Tome-se como exemplo o caso analisado pelo Tribunal de Justiça do Estado do Paraná, no qual, do agente penitenciário, servidor concursado, foi exigido o desempenho de atividade jurídica não contemplada em seu rol de competências. Reconheceu-se, em favor do agente, o desvio de função, com o devido pagamento das diferenças remuneratórias:
DIREITO ADMINISTRATIVO. DESVIO DE FUNÇÃO. CARGO EM COMISSÃO. AGENTE ADMINISTRATIVO QUE DESEMPENHOU FUNÇÃO DE AGENTE PENITENCIÁRIO. PROVA DOCUMENTAL SUFICIENTE APENAS À PARCELA DO PERÍODO. DIREITO AO RECEBIMENTO DAS DIFERENÇAS SALARIAIS.A Administração Pública se pauta pelo princípio da legalidade, devendo atribuir aos servidores apenas as tarefas relativas às suas funções estipuladas em lei. Se ocorrer desvio de função, ainda que com servidor ocupante de cargo de provimento em comissão, são devidas as diferenças salariais, do contrário configurar- se-ia o enriquecimento sem causa a Administração, pois o servidor exerceu uma função anômala sem ser Apelação Cível nº 1619105-2 remunerado conforme.2) APELO A QUE SE DÁ PARCIAL PROVIMENTO. (TJPR – 5ª C.Cível – AC – 1619105-2 – Curitiba – Rel.: Leonel Cunha – Unânime – – J. 14.03.2017)
Percebe-se, pois, que o desvio de função não pode ser forma de locupletamento ilícito por parte da administração pública, que ao invés de realizar concurso para a contratação de servidores, desvia a função de outros, produzindo, como consequência, menor remuneração do servidor cuja função foi desviada e obtendo dele, desempenho de atividades estranhas ao seu rol de atribuições.
Por este motivo, estabelecendo ser devida, ao servidor em desvio de função, a remuneração adequada, o Superior Tribunal de Justiça, através da Súmula 378 estabeleceu que “Reconhecido o desvio de função, o servidor faz jus às diferenças salariais decorrentes”.
Ressalte-se, contudo, que o desvio de função não é uma forma de provimento ao cargo, não havendo fundamento legal para o pleito de acesso à outra carreira ou reenquadramento.

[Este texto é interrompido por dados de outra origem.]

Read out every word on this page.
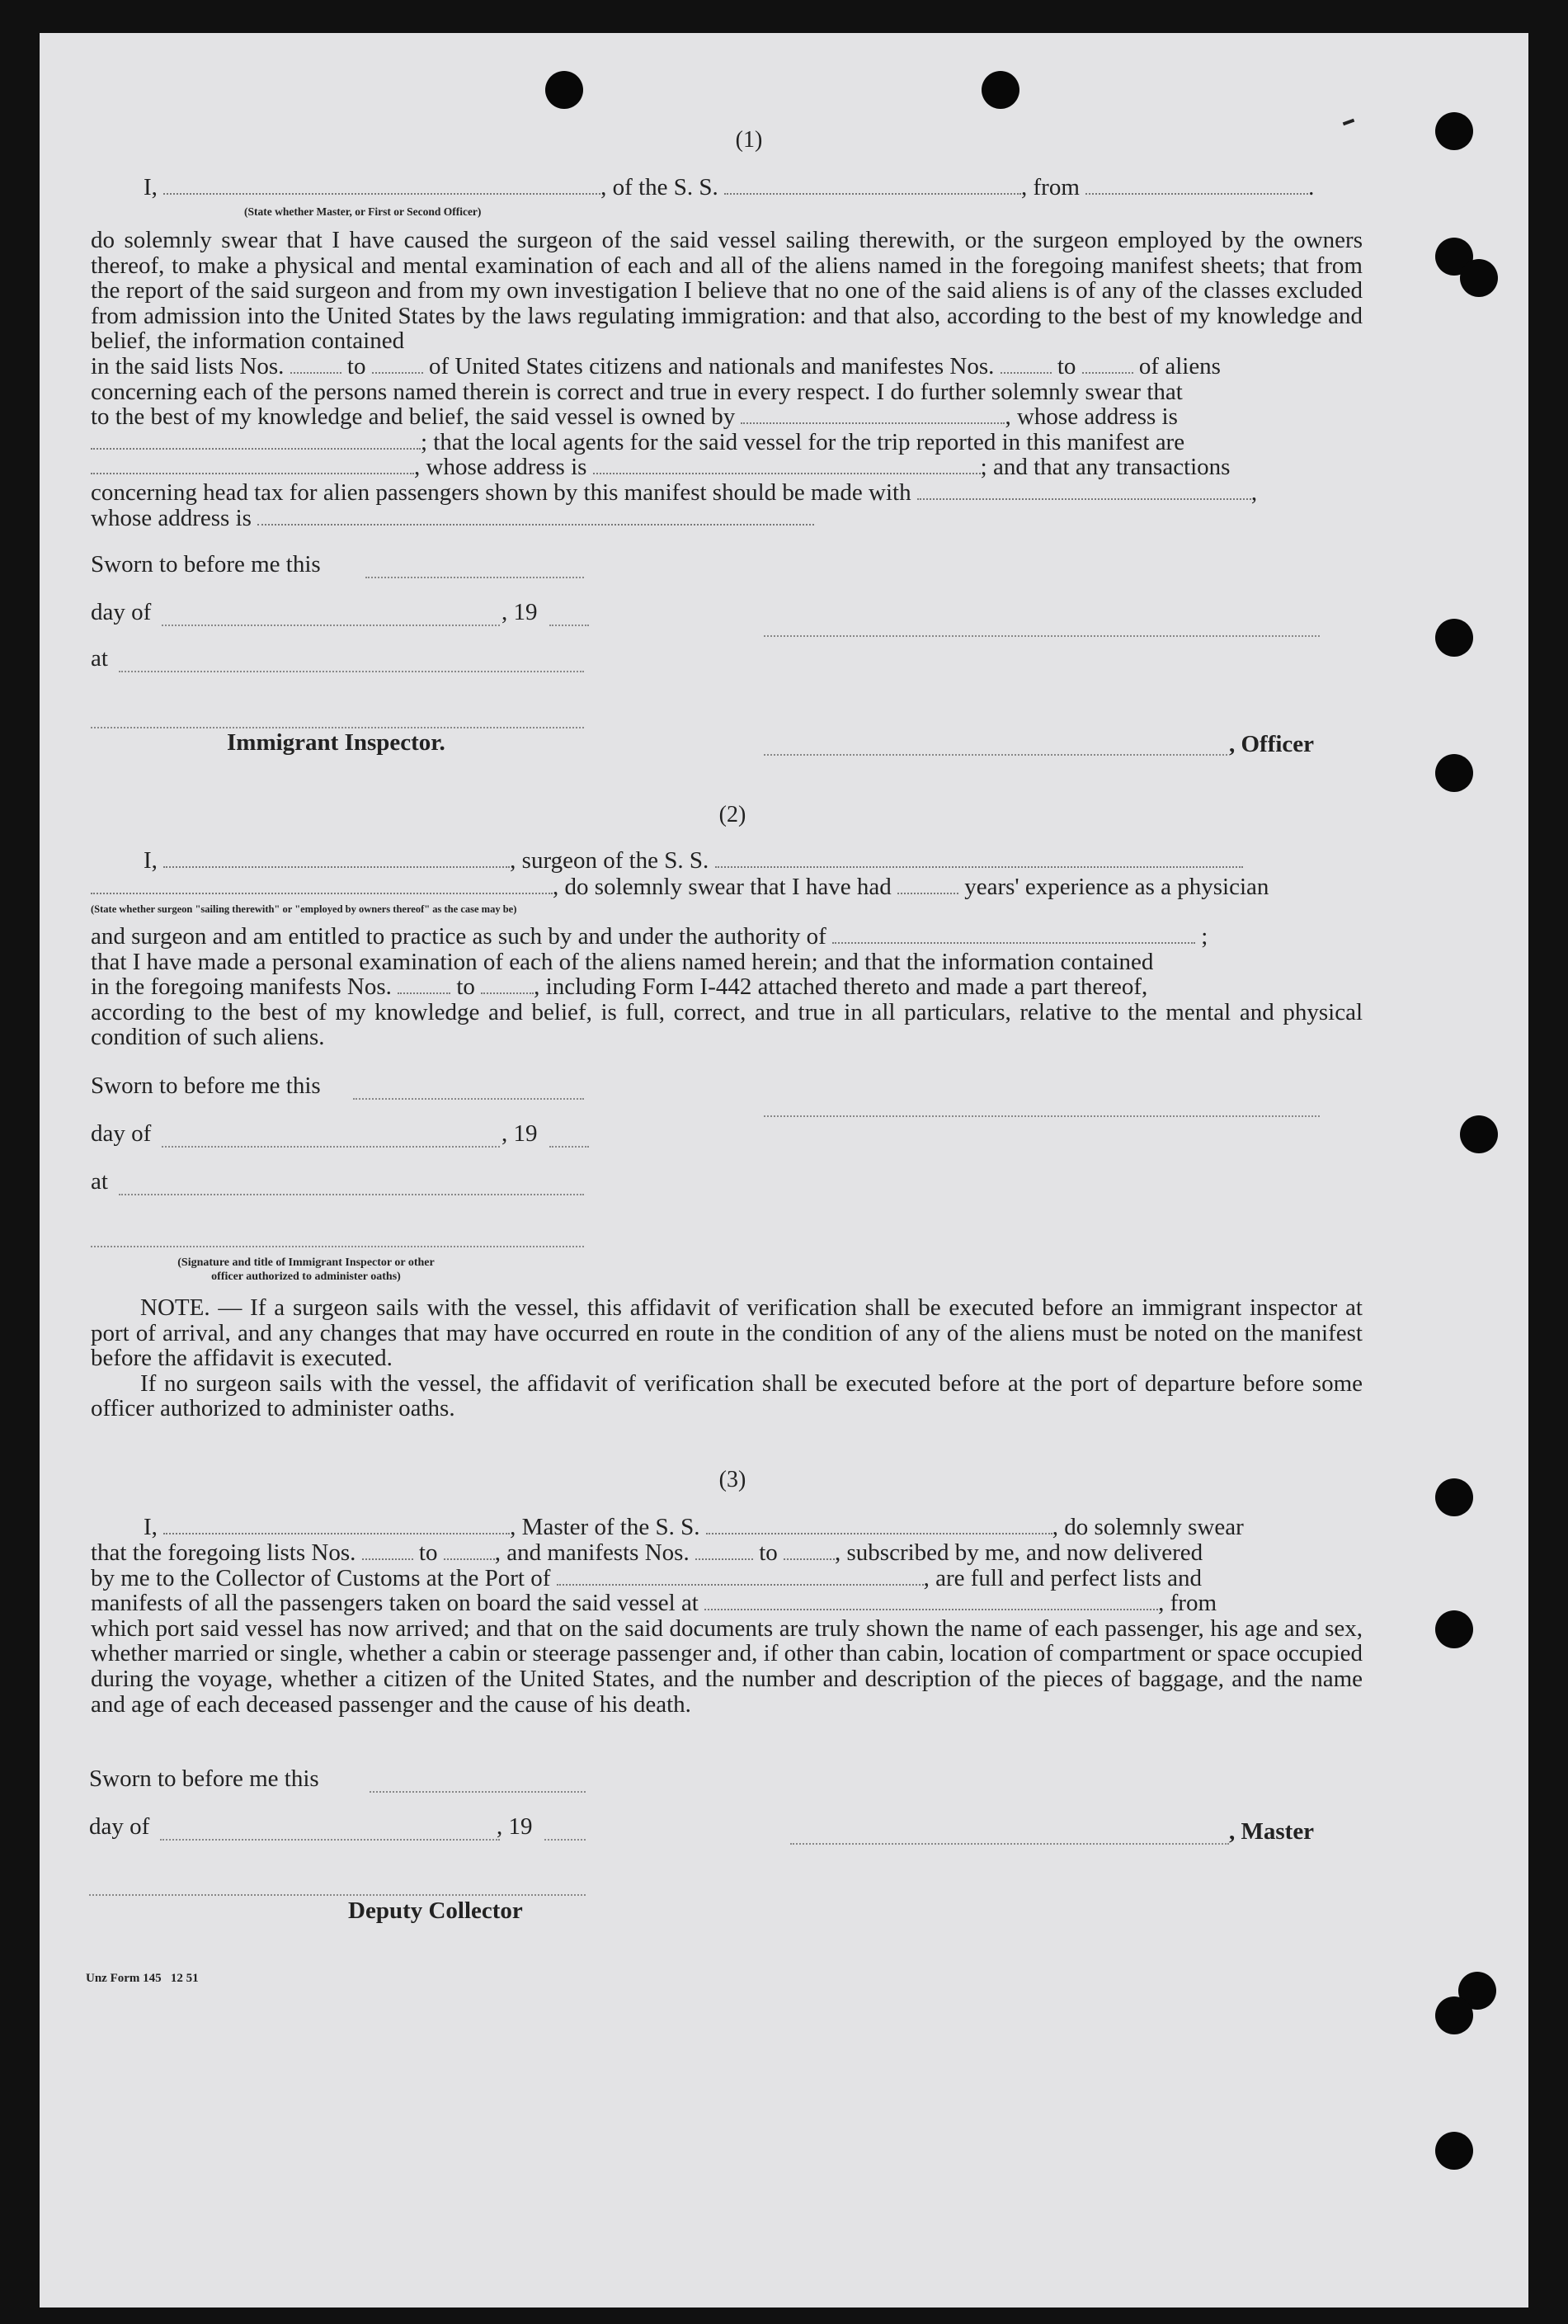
(1)
I,	, of the S. S.	, from	.
(State whether Master, or First or Second Officer)

do solemnly swear that I have caused the surgeon of the said vessel sailing therewith, or the surgeon employed by the owners thereof, to make a physical and mental examination of each and all of the aliens named in the foregoing manifest sheets; that from the report of the said surgeon and from my own investigation I believe that no one of the said aliens is of any of the classes excluded from admission into the United States by the laws regulating immigration: and that also, according to the best of my knowledge and belief, the information contained

in the said lists Nos.	to	of United States citizens and nationals and manifestes Nos.	to	of aliens

concerning each of the persons named therein is correct and true in every respect. I do further solemnly swear that

to the best of my knowledge and belief, the said vessel is owned by	, whose address is

; that the local agents for the said vessel for the trip reported in this manifest are

, whose address is	; and that any transactions

concerning head tax for alien passengers shown by this manifest should be made with	,

whose address is

Sworn to before me this
day of	, 19
at
Immigrant Inspector.	, Officer
(2)
I,	, surgeon of the S. S.
, do solemnly swear that I have had	years' experience as a physician
(State whether surgeon "sailing therewith" or "employed by owners thereof" as the case may be)

and surgeon and am entitled to practice as such by and under the authority of	;

that I have made a personal examination of each of the aliens named herein; and that the information contained

in the foregoing manifests Nos.	to , including Form I-442 attached thereto and made a part thereof,

according to the best of my knowledge and belief, is full, correct, and true in all particulars, relative to the mental and physical condition of such aliens.

Sworn to before me this
day of	, 19
at
(Signature and title of Immigrant Inspector or other
officer authorized to administer oaths)

NOTE. — If a surgeon sails with the vessel, this affidavit of verification shall be executed before an immigrant inspector at port of arrival, and any changes that may have occurred en route in the condition of any of the aliens must be noted on the manifest before the affidavit is executed.

If no surgeon sails with the vessel, the affidavit of verification shall be executed before at the port of departure before some officer authorized to administer oaths.

(3)
I,	, Master of the S. S.	, do solemnly swear

that the foregoing lists Nos.	to , and manifests Nos.	to , subscribed by me, and now delivered

by me to the Collector of Customs at the Port of	, are full and perfect lists and

manifests of all the passengers taken on board the said vessel at	, from

which port said vessel has now arrived; and that on the said documents are truly shown the name of each passenger, his age and sex, whether married or single, whether a cabin or steerage passenger and, if other than cabin, location of compartment or space occupied during the voyage, whether a citizen of the United States, and the number and description of the pieces of baggage, and the name and age of each deceased passenger and the cause of his death.

Sworn to before me this
day of	, 19	, Master
Deputy Collector
Unz Form 145   12 51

Em conclusão, o desvio de função ocorre quando o servidor desempenha atividades alheias às suas competências, com habitualidade. Nestes casos a jurisprudência pátria reconhece ao servidor, o direito à percepção das diferenças remuneratórias, inclusive com seus reflexos, tais como décimo terceiro, férias e, em alguns casos, até mesmo a progressão.